The Illiberality of Liberalism

NickImageThis edition of In the Nick of Time was originally published on May 26, 2006.

Last weekend I had occasion to attend a commencement exercise at the University of St. Thomas in St. Paul, Minnesota. St. Thomas is, as you might guess, a Catholic institution of higher learning. About half of the students are non-Catholics, however, and the professors are all over the ideological map. Even the theology department has room for liberal Protestant feminism.
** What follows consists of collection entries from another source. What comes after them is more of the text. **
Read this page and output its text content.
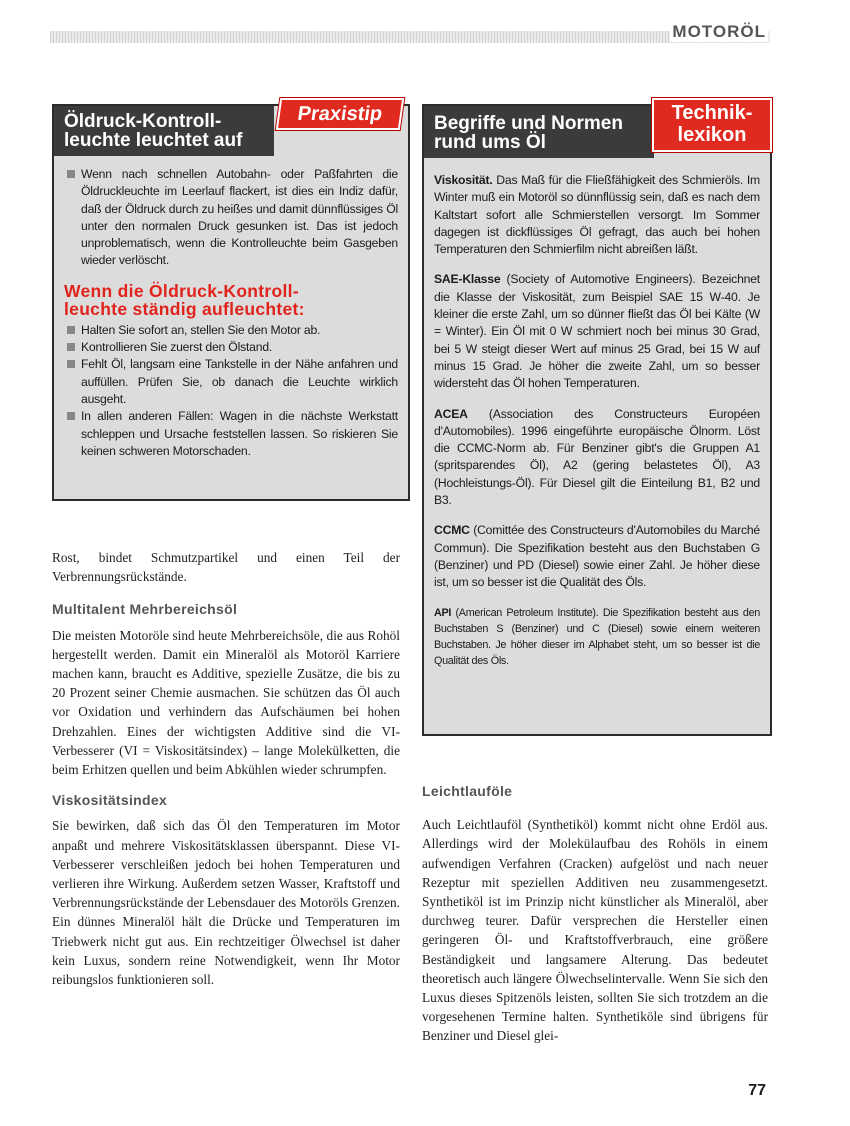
MOTORÖL
Öldruck-Kontroll-
leuchte leuchtet auf

Wenn nach schnellen Autobahn- oder Paßfahrten die Öldruckleuchte im Leerlauf flackert, ist dies ein Indiz dafür, daß der Öldruck durch zu heißes und damit dünnflüssiges Öl unter den normalen Druck gesunken ist. Das ist jedoch unproblematisch, wenn die Kontrolleuchte beim Gasgeben wieder verlöscht.

Wenn die Öldruck-Kontroll-
leuchte ständig aufleuchtet:

Halten Sie sofort an, stellen Sie den Motor ab.

Kontrollieren Sie zuerst den Ölstand.

Fehlt Öl, langsam eine Tankstelle in der Nähe anfahren und auffüllen. Prüfen Sie, ob danach die Leuchte wirklich ausgeht.

In allen anderen Fällen: Wagen in die nächste Werkstatt schleppen und Ursache feststellen lassen. So riskieren Sie keinen schweren Motorschaden.

Praxistip	Begriffe und Normen
rund ums Öl

Viskosität. Das Maß für die Fließfähigkeit des Schmieröls. Im Winter muß ein Motoröl so dünnflüssig sein, daß es nach dem Kaltstart sofort alle Schmierstellen versorgt. Im Sommer dagegen ist dickflüssiges Öl gefragt, das auch bei hohen Temperaturen den Schmierfilm nicht abreißen läßt.

SAE-Klasse (Society of Automotive Engineers). Bezeichnet die Klasse der Viskosität, zum Beispiel SAE 15 W-40. Je kleiner die erste Zahl, um so dünner fließt das Öl bei Kälte (W = Winter). Ein Öl mit 0 W schmiert noch bei minus 30 Grad, bei 5 W steigt dieser Wert auf minus 25 Grad, bei 15 W auf minus 15 Grad. Je höher die zweite Zahl, um so besser widersteht das Öl hohen Temperaturen.

ACEA (Association des Constructeurs Européen d'Automobiles). 1996 eingeführte europäische Ölnorm. Löst die CCMC-Norm ab. Für Benziner gibt's die Gruppen A1 (spritsparendes Öl), A2 (gering belastetes Öl), A3 (Hochleistungs-Öl). Für Diesel gilt die Einteilung B1, B2 und B3.

CCMC (Comittée des Constructeurs d'Automobiles du Marché Commun). Die Spezifikation besteht aus den Buchstaben G (Benziner) und PD (Diesel) sowie einer Zahl. Je höher diese ist, um so besser ist die Qualität des Öls.

API (American Petroleum Institute). Die Spezifikation besteht aus den Buchstaben S (Benziner) und C (Diesel) sowie einem weiteren Buchstaben. Je höher dieser im Alphabet steht, um so besser ist die Qualität des Öls.

Technik-
lexikon

Rost, bindet Schmutzpartikel und einen Teil der Verbrennungsrückstände.

Multitalent Mehrbereichsöl

Die meisten Motoröle sind heute Mehrbereichsöle, die aus Rohöl hergestellt werden. Damit ein Mineralöl als Motoröl Karriere machen kann, braucht es Additive, spezielle Zusätze, die bis zu 20 Prozent seiner Chemie ausmachen. Sie schützen das Öl auch vor Oxidation und verhindern das Aufschäumen bei hohen Drehzahlen. Eines der wichtigsten Additive sind die VI-Verbesserer (VI = Viskositätsindex) – lange Molekülketten, die beim Erhitzen quellen und beim Abkühlen wieder schrumpfen.

Viskositätsindex

Sie bewirken, daß sich das Öl den Temperaturen im Motor anpaßt und mehrere Viskositätsklassen überspannt. Diese VI-Verbesserer verschleißen jedoch bei hohen Temperaturen und verlieren ihre Wirkung. Außerdem setzen Wasser, Kraftstoff und Verbrennungsrückstände der Lebensdauer des Motoröls Grenzen. Ein dünnes Mineralöl hält die Drücke und Temperaturen im Triebwerk nicht gut aus. Ein rechtzeitiger Ölwechsel ist daher kein Luxus, sondern reine Notwendigkeit, wenn Ihr Motor reibungslos funktionieren soll.

Leichtlauföle

Auch Leichtlauföl (Synthetiköl) kommt nicht ohne Erdöl aus. Allerdings wird der Molekülaufbau des Rohöls in einem aufwendigen Verfahren (Cracken) aufgelöst und nach neuer Rezeptur mit speziellen Additiven neu zusammengesetzt. Synthetiköl ist im Prinzip nicht künstlicher als Mineralöl, aber durchweg teurer. Dafür versprechen die Hersteller einen geringeren Öl- und Kraftstoffverbrauch, eine größere Beständigkeit und langsamere Alterung. Das bedeutet theoretisch auch längere Ölwechselintervalle. Wenn Sie sich den Luxus dieses Spitzenöls leisten, sollten Sie sich trotzdem an die vorgesehenen Termine halten. Synthetiköle sind übrigens für Benziner und Diesel glei-

77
At each commencement, the university designates one senior as “Tommie of the Year.” This student, selected for academics, leadership, and character, is given the opportunity to deliver one of the two main addresses at the commencement ceremony. The “Tommie of the Year” for 2006 was Mr. Benjamin Kessler, a football star, philosophy major, and student in the undergraduate seminary affiliated with the University of St. Thomas.

For his commencement address, Kessler chose to focus on the profound selfishness that pervades American society. He began by referencing an episode in which a campus activity had turned into a food fight that had to be broken up by the St. Paul police. Then he named a campus controversy in which some unmarried couples (both hetero- and homosexual, including some faculty couples) protested a ban on cohabitation during official university trips. Finally, he branded birth control as a selfish practice that undermines the best interests of women, men, and children.
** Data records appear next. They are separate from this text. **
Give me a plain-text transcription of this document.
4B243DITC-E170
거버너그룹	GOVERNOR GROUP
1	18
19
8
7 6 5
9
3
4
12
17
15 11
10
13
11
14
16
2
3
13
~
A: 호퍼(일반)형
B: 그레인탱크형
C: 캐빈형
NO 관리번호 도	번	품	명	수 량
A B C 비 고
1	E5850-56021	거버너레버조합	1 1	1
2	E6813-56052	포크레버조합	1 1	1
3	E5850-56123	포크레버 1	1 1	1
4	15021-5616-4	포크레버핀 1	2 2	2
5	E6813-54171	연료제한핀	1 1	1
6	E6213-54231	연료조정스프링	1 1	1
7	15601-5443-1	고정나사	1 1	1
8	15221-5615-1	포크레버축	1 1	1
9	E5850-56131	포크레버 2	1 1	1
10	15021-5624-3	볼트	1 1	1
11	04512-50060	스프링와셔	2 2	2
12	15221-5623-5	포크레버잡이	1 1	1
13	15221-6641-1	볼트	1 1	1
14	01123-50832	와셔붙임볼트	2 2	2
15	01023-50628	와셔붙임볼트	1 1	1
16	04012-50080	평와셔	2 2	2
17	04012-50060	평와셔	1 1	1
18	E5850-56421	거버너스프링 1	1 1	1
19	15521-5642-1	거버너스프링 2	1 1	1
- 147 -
When Kessler talked about the food fight, the atmosphere of the commencement became noticeably charged. When he labeled the protests against cohabitation as a form of selfishness, he began to get catcalls from the crowd, and several professors and students exited the stadium. When he stated that birth control was selfish, much of the assembly erupted into derision. Calls rang from across the stadium to “pull him down,” and “get him off the stage.” Factions within the crowd made repeated attempts to drown out Kessler’s remarks with shouts and jeers. Someone even touched off a siren.